M. Cools. - Messieurs, je conçois tout l’intérêt que l’honorable rapporteur de la section centrale porte au canal de Mons à Condé, et le désir qu’il témoigne de voir la province de Hainaut rester en possession de ce canal ; j’apprécie encore les difficultés que rencontrera le gouvernement, dans la solution des questions qui ont été soulevées. Mais je pense que pour ce motif même c’est un devoir pour nous de ne pas nous taire en cette circonstance ; c’est dans ces sortes de questions que la chambre doit prêter son appui au gouvernement.
Je ne nie pas que le Hainaut ait un grand intérêt à conserver le canal de Mons à Condé. Mais là n’est pas toute la question ; il s’agit plutôt de savoir si, par exception, elle doit rester en possession d’un avantage dont on a dépouillé d’autres provinces. Il y a quelques années, le gouvernement a adopté un principe en cette matière ; il a reconnu que, dans l’intérêt d’une bonne administration des canaux et des rivières, il importait que cette administration fût rendue au gouvernement ; vous savez qu’elle lui avait été enlevée en 1819 par un arrêté du roi Guillaume ; le gouvernement a donc repris une partie de ces canaux et rivières ; mais il s’est arrêté en chemin ; il a enlevé des rivières à la Flandre orientale, mais il n’a pas encore appliqué son système à la province de Hainaut ; or, comme on l’a déjà dit, je ne pense pas qu’il puisse y avoir ici deux poids et deux mesures.

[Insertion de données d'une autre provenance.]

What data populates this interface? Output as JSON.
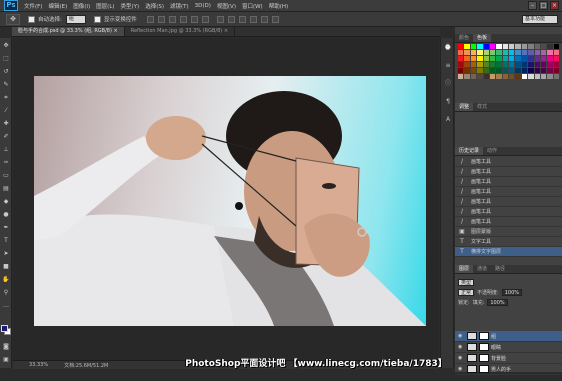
{
  "app": {
    "logo": "Ps"
  },
  "menubar": {
    "items": [
      "文件(F)",
      "编辑(E)",
      "图像(I)",
      "图层(L)",
      "类型(Y)",
      "选择(S)",
      "滤镜(T)",
      "3D(D)",
      "视图(V)",
      "窗口(W)",
      "帮助(H)"
    ]
  },
  "window_controls": {
    "minimize": "–",
    "maximize": "□",
    "close": "×"
  },
  "options": {
    "auto_select_label": "自动选择:",
    "auto_select_value": "组",
    "show_transform_label": "显示变换控件",
    "workspace": "基本功能"
  },
  "tabs": [
    {
      "label": "脸与手的合成.psd @ 33.3% (组, RGB/8) ×"
    },
    {
      "label": "Reflection Man.jpg @ 33.3% (RGB/8) ×"
    }
  ],
  "status": {
    "zoom": "33.33%",
    "doc": "文档:25.6M/51.2M"
  },
  "panels": {
    "color_tabs": [
      "颜色",
      "色板"
    ],
    "adjust_tabs": [
      "调整",
      "样式"
    ],
    "history_tabs": [
      "历史记录",
      "动作"
    ],
    "history": [
      {
        "label": "画笔工具"
      },
      {
        "label": "画笔工具"
      },
      {
        "label": "画笔工具"
      },
      {
        "label": "画笔工具"
      },
      {
        "label": "画笔工具"
      },
      {
        "label": "画笔工具"
      },
      {
        "label": "画笔工具"
      },
      {
        "label": "图层蒙版"
      },
      {
        "label": "文字工具"
      },
      {
        "label": "横排文字图层"
      }
    ],
    "layers_tabs": [
      "图层",
      "通道",
      "路径"
    ],
    "kind_label": "类型",
    "blend_mode": "正常",
    "opacity_label": "不透明度:",
    "opacity": "100%",
    "lock_label": "锁定:",
    "fill_label": "填充:",
    "fill": "100%",
    "layers": [
      {
        "name": "组"
      },
      {
        "name": "眼睛"
      },
      {
        "name": "背景脸"
      },
      {
        "name": "男人的手"
      }
    ]
  },
  "swatch_colors": [
    "#ff0000",
    "#ffff00",
    "#00ff00",
    "#00ffff",
    "#0000ff",
    "#ff00ff",
    "#ffffff",
    "#e6e6e6",
    "#cccccc",
    "#b3b3b3",
    "#999999",
    "#808080",
    "#666666",
    "#4d4d4d",
    "#333333",
    "#000000",
    "#f26c4f",
    "#f68e55",
    "#fbaf5c",
    "#fff467",
    "#acd372",
    "#7cc576",
    "#3bb878",
    "#1abbb4",
    "#00bff3",
    "#438ccb",
    "#5574b9",
    "#605ca8",
    "#855fa8",
    "#a763a8",
    "#f06ea9",
    "#f26d7d",
    "#ed1c24",
    "#f26522",
    "#f7941d",
    "#fff200",
    "#8dc63f",
    "#39b54a",
    "#00a651",
    "#00a99d",
    "#00aeef",
    "#0072bc",
    "#0054a6",
    "#2e3192",
    "#662d91",
    "#92278f",
    "#ec008c",
    "#ed145b",
    "#9e0b0f",
    "#a0410d",
    "#a36209",
    "#aba000",
    "#598527",
    "#1a7b30",
    "#007236",
    "#00746b",
    "#0076a3",
    "#004b80",
    "#003471",
    "#1b1464",
    "#440e62",
    "#630460",
    "#9e005d",
    "#9e0039",
    "#790000",
    "#7b2e00",
    "#7d4900",
    "#827b00",
    "#406618",
    "#005e20",
    "#005826",
    "#005952",
    "#005b7f",
    "#003663",
    "#002157",
    "#0d004c",
    "#32004b",
    "#4b0049",
    "#7b0046",
    "#7a0026",
    "#c7b299",
    "#998675",
    "#736357",
    "#534741",
    "#37302d",
    "#c69c6d",
    "#a67c52",
    "#8c6239",
    "#754c24",
    "#603913",
    "#ffffff",
    "#d9d9d9",
    "#bfbfbf",
    "#a6a6a6",
    "#8c8c8c",
    "#737373"
  ],
  "watermark": "PhotoShop平面设计吧 【www.linecg.com/tieba/1783】"
}
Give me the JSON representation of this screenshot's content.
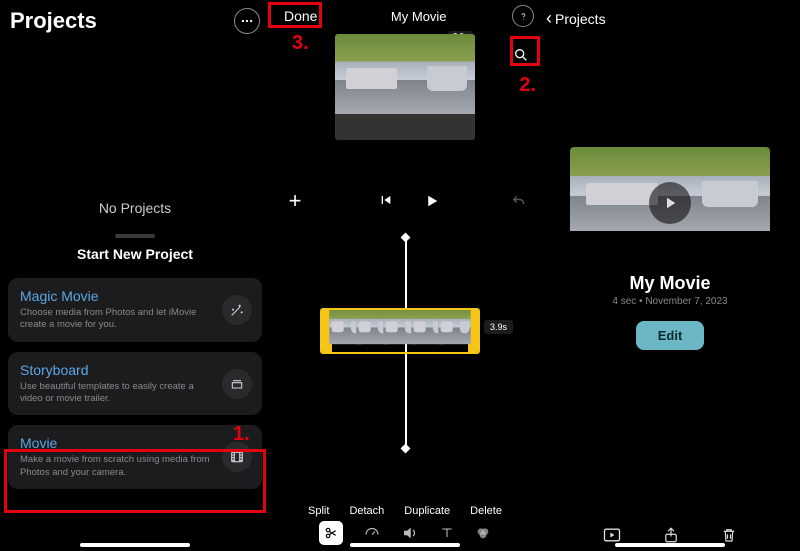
{
  "left": {
    "title": "Projects",
    "no_projects": "No Projects",
    "sheet_title": "Start New Project",
    "cards": [
      {
        "title": "Magic Movie",
        "desc": "Choose media from Photos and let iMovie create a movie for you."
      },
      {
        "title": "Storyboard",
        "desc": "Use beautiful templates to easily create a video or movie trailer."
      },
      {
        "title": "Movie",
        "desc": "Make a movie from scratch using media from Photos and your camera."
      }
    ]
  },
  "mid": {
    "done_label": "Done",
    "title": "My Movie",
    "clip_len": "3.9s",
    "ops": {
      "split": "Split",
      "detach": "Detach",
      "duplicate": "Duplicate",
      "delete": "Delete"
    }
  },
  "right": {
    "back_label": "Projects",
    "movie_title": "My Movie",
    "subtitle": "4 sec • November 7, 2023",
    "edit_label": "Edit"
  },
  "annotations": {
    "n1": "1.",
    "n2": "2.",
    "n3": "3."
  }
}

On a objecté que si le gouvernement suivait les conseils qu’on lui donnait en cette circonstance, il devrait aller beaucoup plus loin, il devrait reprendre le canal de Bruxelles à Boom ; mais on a déjà répondu à cette objection, en disant que la position est tout à fait différente, en ce qui concerne le canal de Bruxelles. Ce canal été construit par la ville de Bruxelles, et les autres canaux ont été réellement faits dans l’intérêt général et avec l’argent du pays. La province du Hainaut, pas plus que les autres provinces, n’a aucun droit positif à faire valoir, et si la province du Hainaut est maintenant en possession d’un avantage qu’on a retiré à d’autres provinces, les intérêts du pays seraient réellement lésés. L’Etat a repris quelques canaux, mais dans le fait, les voies navigables qui rapportent le plus sont restées entre les mains des administrations provinciales.
Eh bien, si le gouvernement ne généralise pas le système adopté, s’il ne montre pas d’énergie à l’égard du Hainaut, la Flandre orientale aura droit de se plaindre. Elle était en possession de quelques voies navigables qui lui rapportaient un revenu considérable, et on les lui a retirées, avec les voies navigables d’un moindre rapport. Qu’on suive le même système à l’égard du Hainaut, mais si l’on montre de la faiblesse et de la condescendance pour cette province, nous aurons à examiner ultérieurement s’il ne faut pas revenir à l’ancien système, ou s’il n’y a pas lieu aussi d’indemniser les provinces auxquelles on a enlevé des rivières productives. (A demain, à demain.)
- La séance est levée à 4 heures et demie.